Nearly two years ago, my life took a painfully dramatic turn. My primary focus for nine years had been creating and maintaining a stable marriage and family and I’d poured everything I had into it. But suddenly I was faced with the reality that this life I’d been building was based on an illusion and not sustainable anymore. My world pretty much shattered at that point. But I needed to pick myself up and go back to full time work so I could support myself. Then I could start patching myself back together, while still being a stable and loving presence for my boys. It seemed impossible at the time, but somehow I got lucky and found a steady job in my field with benefits for me and my kids. It was a huge break and I am very thankful for it.
It’s definitely not ideal to be learning a new job and meeting new people when your life is falling apart. It makes small talk excruciating. You don’t want to be the freak who unloads all kinds of weird personal information onto your new coworkers during month one. Or ever, really. So I mostly kept to myself. Now I’ve been at my job over a year and have a pleasant relationships with my coworkers, but I don’t know any of them very well. It was too much of a minefield to talk about anything personal, especially at first. I never knew when I’d just burst into tears. But it turns out you can actually cry discreetly at work or pretty much anywhere in Austin, because there are always allergens in the air to explain away your red watery eyes and the way you go through a box of tissues a day. I learned to carry big sunglasses, eye drops, mascara and tissues with me at all times and I would head out for a walk if I felt like I was going to burst into tears. I think it’s pretty hard to tell if someone is crying when they are walking at a steady pace and wearing big sunglasses. You can run and cry as well, because sweat obscures the teariness, but eventually it is hard to breathe, so I can’t wholeheartedly recommend it. Crying in the car is a bad idea, but who can help it? Use caution. Luckily this phase does not last forever.
Sometimes I feel like I feel like I am doing really well and have my life back together. But so far it hasn’t seemed to last for very long. I fall into tailspins where I’m filled with self-doubt and I don’t feel strong anymore. Last week was a rough one: my ex acted weirdly and put me in an uncomfortable situation, my children were angry and sad and I didn’t know how to help them, some guy I don’t know very well said something rude and careless to me. All of a sudden I felt every crack in my broken teacup of a life. And everything felt wrong again. So that’s where I am right now. In a slump, I guess. I’ve been here before, so it’s not like it’s unfamiliar territory. All I know to do is keep moving. I’ll take walks at lunch. I’ll run when I can. I’ll try not to dwell on the feeling of things being wrong. I’ll move my thoughts to something else when I get too focused on sadness. I’ll throw myself into work. I’ll try to write, though as you see, nothing funny comes out. But I’ll do it anyway. I’m writing this now, on my lunch break because it feels like I’m doing something productive to get it out. And I know a lot of you have been here, too. Maybe you’re in a slump right now. If so, I’m with you. We’ll just keep moving forward.
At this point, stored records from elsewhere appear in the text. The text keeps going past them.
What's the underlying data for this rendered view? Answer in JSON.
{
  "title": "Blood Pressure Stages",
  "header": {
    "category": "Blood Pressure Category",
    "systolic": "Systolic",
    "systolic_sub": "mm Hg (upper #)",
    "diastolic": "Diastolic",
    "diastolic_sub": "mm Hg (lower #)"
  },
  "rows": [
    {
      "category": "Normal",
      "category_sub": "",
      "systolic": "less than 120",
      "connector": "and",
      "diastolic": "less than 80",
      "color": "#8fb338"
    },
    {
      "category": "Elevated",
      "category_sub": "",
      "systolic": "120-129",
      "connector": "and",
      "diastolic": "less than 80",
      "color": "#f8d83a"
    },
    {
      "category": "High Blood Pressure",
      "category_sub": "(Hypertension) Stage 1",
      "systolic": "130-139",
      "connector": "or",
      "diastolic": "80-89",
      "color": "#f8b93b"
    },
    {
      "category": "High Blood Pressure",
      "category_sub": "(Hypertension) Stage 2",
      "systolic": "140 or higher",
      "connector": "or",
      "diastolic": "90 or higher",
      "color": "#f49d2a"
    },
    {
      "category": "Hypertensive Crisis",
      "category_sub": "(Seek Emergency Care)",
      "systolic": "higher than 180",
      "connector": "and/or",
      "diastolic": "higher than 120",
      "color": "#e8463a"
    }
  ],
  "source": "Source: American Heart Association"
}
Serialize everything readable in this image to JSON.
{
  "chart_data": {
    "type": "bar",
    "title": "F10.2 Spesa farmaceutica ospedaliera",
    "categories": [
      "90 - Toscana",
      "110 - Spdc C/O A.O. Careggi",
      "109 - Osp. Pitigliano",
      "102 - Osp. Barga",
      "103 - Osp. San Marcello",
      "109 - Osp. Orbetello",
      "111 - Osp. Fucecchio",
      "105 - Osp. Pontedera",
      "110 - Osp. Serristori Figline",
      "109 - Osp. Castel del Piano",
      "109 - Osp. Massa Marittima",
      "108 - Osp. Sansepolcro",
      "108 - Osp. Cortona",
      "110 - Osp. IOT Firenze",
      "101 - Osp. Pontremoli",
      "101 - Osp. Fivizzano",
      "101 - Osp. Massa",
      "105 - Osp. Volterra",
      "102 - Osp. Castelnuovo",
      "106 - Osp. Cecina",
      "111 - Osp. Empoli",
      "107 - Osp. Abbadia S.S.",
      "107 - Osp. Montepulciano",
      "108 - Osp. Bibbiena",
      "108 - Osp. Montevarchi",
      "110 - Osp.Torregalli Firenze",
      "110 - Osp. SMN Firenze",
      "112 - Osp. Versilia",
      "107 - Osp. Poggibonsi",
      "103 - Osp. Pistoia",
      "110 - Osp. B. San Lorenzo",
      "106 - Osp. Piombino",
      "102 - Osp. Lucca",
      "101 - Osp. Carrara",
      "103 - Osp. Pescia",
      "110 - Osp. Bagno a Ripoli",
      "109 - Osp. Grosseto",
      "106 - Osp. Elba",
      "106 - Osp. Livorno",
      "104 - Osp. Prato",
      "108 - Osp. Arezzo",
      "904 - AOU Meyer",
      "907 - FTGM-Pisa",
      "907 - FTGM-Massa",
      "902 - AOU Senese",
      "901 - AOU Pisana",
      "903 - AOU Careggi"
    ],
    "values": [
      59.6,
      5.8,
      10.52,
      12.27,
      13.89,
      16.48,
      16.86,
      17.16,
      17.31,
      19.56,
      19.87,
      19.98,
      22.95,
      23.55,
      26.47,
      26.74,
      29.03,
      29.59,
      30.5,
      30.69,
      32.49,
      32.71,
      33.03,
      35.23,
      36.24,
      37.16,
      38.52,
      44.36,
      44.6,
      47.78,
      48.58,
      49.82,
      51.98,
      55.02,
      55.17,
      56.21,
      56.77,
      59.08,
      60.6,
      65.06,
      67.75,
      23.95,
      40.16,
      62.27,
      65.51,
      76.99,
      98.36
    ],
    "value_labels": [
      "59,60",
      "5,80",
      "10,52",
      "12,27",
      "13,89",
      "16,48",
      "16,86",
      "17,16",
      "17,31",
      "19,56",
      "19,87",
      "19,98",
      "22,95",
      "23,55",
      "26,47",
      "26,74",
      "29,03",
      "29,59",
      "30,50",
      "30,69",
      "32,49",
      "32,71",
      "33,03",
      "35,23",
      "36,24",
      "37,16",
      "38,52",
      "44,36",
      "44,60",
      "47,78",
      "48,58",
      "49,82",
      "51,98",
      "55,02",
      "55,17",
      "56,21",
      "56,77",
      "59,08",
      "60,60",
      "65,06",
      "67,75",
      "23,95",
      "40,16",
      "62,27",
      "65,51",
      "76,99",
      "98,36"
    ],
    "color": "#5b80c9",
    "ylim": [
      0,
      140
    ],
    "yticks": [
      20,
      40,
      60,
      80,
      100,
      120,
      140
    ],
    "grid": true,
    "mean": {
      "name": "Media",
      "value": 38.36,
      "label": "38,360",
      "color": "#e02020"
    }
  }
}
I’ll see and talk to the people I trust. The ones who know that this is where I am sometimes and they still accept and love me. The ones who help me see that I’m not doing everything wrong. That I am moving forward. It’s just taking the time it is taking. I am incredibly lucky to have a group of these people who help pull me up when I am falling down.
My kids’ hard time is the roughest thing for me. I want to make it better, but I want to give them the space to move through what they are moving through. My middle son is the one who is most obviously struggling these days. Last week he said he wasn’t sure if he’d ever be happy again. He’s eight. He reminds me that I can’t sink into any of this, because I have to show him how to pull himself up. I remembered an article I read that suggested that you can find “thin slices of joy” every day if you look for them. You can notice how nice the breeze feels on a walk or savor the first bite of something delicious or hear the beginning of a song you love or really notice how cute that goofy pug in a sweater is in the Facebook video your friend posted. Maybe you aren’t going to be happy all the time, but there are always little joys you can notice and that may help you get to a better place. I talked about this with my son and we’ve started trying to notice the little happy things in our lives. He’s been mentioning to me when he notices something good and I’m trying to do the same. We all got excited about the big full moon the other night. Maybe it will just become second nature to us. We’ll start automatically noticing all the little joys we are so lucky to encounter and things won’t seem as wrong anymore. We’ll learn how to be happy again. Maybe this is the beginning of the next phase.